CAPÍTULO XVII - ENTRE A DEMÊNCIA E A MORTE - Conta-me lá isso outra vez, Norberto! - dizia o padre Botelho de Queirós, fechado com o caudilho da jolda no seu quarto. - Então tu mesmo viste.
- Saberá Vossa Senhoria que vi com estes dois o Bernardo a descer as escadas de dentro da capela... sim, as que vêm do coro.
- Bem sei, e nessa ocasião o Torto...
- E o Frazão, que estavam à espreita, cresceram sobre ele. O que eu ouvi cá de fora foi quatro tiros ao mesmo tempo; e, quando entrei lá dentro, estavam todos três mortos. De aí a pedaço desabou o teto e as paredes da capela, e lá ficaram enterrados todos. O entulho tem mais de seis palmos sobre a soleira da porta.
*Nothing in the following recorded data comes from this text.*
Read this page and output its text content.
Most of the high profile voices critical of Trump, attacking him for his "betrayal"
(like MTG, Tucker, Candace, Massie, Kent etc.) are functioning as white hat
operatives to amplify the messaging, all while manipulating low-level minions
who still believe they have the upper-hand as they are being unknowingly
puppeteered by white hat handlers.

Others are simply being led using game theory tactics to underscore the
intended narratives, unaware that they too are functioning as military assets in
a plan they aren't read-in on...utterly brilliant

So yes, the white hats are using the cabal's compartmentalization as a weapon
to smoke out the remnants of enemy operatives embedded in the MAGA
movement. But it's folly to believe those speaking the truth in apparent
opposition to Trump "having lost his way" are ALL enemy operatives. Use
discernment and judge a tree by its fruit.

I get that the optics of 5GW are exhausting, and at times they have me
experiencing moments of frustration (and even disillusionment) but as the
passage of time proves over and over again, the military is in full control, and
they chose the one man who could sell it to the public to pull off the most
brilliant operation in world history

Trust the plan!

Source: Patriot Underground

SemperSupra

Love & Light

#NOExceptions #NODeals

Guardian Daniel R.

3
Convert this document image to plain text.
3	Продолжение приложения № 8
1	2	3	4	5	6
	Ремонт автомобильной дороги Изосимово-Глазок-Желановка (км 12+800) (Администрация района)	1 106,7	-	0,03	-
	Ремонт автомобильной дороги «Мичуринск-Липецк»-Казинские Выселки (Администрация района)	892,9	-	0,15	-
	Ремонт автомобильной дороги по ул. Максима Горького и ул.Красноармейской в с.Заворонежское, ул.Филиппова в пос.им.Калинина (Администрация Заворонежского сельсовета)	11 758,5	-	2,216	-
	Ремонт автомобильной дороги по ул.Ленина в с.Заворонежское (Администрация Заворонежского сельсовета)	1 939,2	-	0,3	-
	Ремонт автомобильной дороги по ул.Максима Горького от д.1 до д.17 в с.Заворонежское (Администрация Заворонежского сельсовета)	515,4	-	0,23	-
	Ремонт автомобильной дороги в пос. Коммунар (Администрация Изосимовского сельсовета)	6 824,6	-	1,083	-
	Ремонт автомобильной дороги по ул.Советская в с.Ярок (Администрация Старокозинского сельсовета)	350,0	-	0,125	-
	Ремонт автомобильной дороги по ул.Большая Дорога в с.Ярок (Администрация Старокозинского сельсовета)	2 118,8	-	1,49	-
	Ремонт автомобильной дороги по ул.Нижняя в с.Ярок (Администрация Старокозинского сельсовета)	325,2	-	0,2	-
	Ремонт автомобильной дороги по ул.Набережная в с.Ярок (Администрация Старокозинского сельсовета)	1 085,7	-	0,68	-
Olhe, meu amo - continuou o Calvo, coçando a orelha direita - , o que me levou dos diabos foi ser eles e não eu que matou o tal Bernardo...
- Enfim, o que eu queria fez-se; e a ter ele de matar alguém, antes aos outros do que a ti, que sempre foste o meu homem.
- Isso são favores; mas o que vossa senhoria quiser de mim, ainda que seja ir ao Inferno e voltar...
- Bem sei, rapaz... E também viste o médico?
- Lá estava todo queimadinho como um carvão...
- E os outros? Esses não se lhe põe mais olho...
- Sim, a esta hora onde irão eles?
- Agora, sabes que tens de me fazer um grande serviço?
- Às ordens, meu amo!
- Hás de ir a Coimbra saber onde pára a Sr.ª D. Ricardina.
- E Vossa Senhoria... - Norberto conteve a pergunta, por temeroso de imprudência.
- Que ias tu dizer?
- O que quer que eu lhe diga à senhora? - emendou ele o impulso de perguntar o que queria à fidalga.
- Quero que lhe digas coisa nenhuma. O que tu vais é saber onde ela pára; que eu depois lhe direi onde ela há de ir parar. A Casa da Estopa, no Porto, fez-se para as perdidas da laia dela.